Wednesday, June 11, 2008

Your Inner Fish (Book #55)

Back in 1994-96, I worked in the Biology Department Academic Office at Penn. One of our assistant professors was a rather dashing young paleontologist named Neil Shubin. I didn't know him very well, though I did talk to him briefly about evolution once. I'd come out of a strain of Christianity where I was told if I didn't believe everything in the Bible, including a literal interpretation of the creation story, I had no business calling myself a Christian at all. So during those years I was struggling between accepting the logical evidence for evolution and my desire to stay in the faith.
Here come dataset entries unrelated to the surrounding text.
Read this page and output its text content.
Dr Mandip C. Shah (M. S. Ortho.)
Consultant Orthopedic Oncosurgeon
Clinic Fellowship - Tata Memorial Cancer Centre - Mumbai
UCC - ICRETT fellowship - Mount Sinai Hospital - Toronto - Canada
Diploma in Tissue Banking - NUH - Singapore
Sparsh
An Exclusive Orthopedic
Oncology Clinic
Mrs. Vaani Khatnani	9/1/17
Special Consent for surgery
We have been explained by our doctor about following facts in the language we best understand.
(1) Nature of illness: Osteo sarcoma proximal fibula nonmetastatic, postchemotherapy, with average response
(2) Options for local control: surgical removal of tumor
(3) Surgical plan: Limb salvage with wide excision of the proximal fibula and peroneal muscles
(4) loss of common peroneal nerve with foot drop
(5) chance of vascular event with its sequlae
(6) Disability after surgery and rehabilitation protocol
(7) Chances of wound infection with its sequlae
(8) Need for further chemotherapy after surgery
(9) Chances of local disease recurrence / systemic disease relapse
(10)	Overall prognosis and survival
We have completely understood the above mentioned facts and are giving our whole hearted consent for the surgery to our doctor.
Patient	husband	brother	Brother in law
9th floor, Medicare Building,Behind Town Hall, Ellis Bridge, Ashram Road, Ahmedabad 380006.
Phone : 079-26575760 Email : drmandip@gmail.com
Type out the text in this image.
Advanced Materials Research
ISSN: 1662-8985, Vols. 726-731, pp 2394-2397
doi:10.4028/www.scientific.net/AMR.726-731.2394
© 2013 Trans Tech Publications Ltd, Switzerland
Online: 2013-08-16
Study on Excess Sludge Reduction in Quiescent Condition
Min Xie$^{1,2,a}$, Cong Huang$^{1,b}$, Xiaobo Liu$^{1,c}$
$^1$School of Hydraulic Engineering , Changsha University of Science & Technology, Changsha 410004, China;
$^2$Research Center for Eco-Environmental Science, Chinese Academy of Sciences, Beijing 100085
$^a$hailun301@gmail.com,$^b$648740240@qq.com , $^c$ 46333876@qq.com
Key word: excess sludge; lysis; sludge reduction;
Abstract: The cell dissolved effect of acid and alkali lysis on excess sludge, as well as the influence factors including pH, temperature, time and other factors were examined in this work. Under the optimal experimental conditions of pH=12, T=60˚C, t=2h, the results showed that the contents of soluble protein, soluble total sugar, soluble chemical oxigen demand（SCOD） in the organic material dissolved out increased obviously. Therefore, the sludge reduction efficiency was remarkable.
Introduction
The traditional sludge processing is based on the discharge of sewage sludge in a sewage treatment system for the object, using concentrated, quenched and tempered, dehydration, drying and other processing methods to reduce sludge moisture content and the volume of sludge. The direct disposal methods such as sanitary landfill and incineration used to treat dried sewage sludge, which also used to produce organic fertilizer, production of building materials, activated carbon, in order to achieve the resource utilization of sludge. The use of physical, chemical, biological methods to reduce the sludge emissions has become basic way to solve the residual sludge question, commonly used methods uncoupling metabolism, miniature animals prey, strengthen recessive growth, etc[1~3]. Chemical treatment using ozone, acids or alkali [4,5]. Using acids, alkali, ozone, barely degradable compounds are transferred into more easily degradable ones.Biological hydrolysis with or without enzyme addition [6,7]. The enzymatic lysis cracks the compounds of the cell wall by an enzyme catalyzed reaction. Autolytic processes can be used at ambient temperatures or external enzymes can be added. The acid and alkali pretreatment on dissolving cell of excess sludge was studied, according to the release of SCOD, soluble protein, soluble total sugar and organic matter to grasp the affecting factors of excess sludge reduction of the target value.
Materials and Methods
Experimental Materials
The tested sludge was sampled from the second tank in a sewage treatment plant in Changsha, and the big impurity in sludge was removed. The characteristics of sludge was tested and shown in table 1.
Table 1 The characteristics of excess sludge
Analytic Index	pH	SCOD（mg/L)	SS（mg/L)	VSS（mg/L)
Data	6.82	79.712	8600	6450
Anyway, during that conversation he brought up how the structure of our limbs is a modification of earlier forms, showing the common ancestry we share with other life on Earth. Since then, he's moved on. He's now on the faculty at the University of Chicago and the Field Museum, and he had a bit of a media splash a few years back for discovering Tiktaalik, a Devonian fish with proto-amphibian traits. His new book, Your Inner Fish (2008), is basically an extended version of our conversation about our limbs' kinship to fins. He takes features of the human body--our eyes, ears, hands, etc.--and shows their physiological and genetic connection to a variety of earlier, simpler life forms. Interesting stuff, though having long since reached a reasonable accommodation between my faith and evolution, I didn't find any of it especially surprising. OK, I was surprised that the reason men are prone to hernias is because evolving into warm-bloodedness required moving the male gonads, which messed with the structure of the abdominal cavity. Who'da thunk?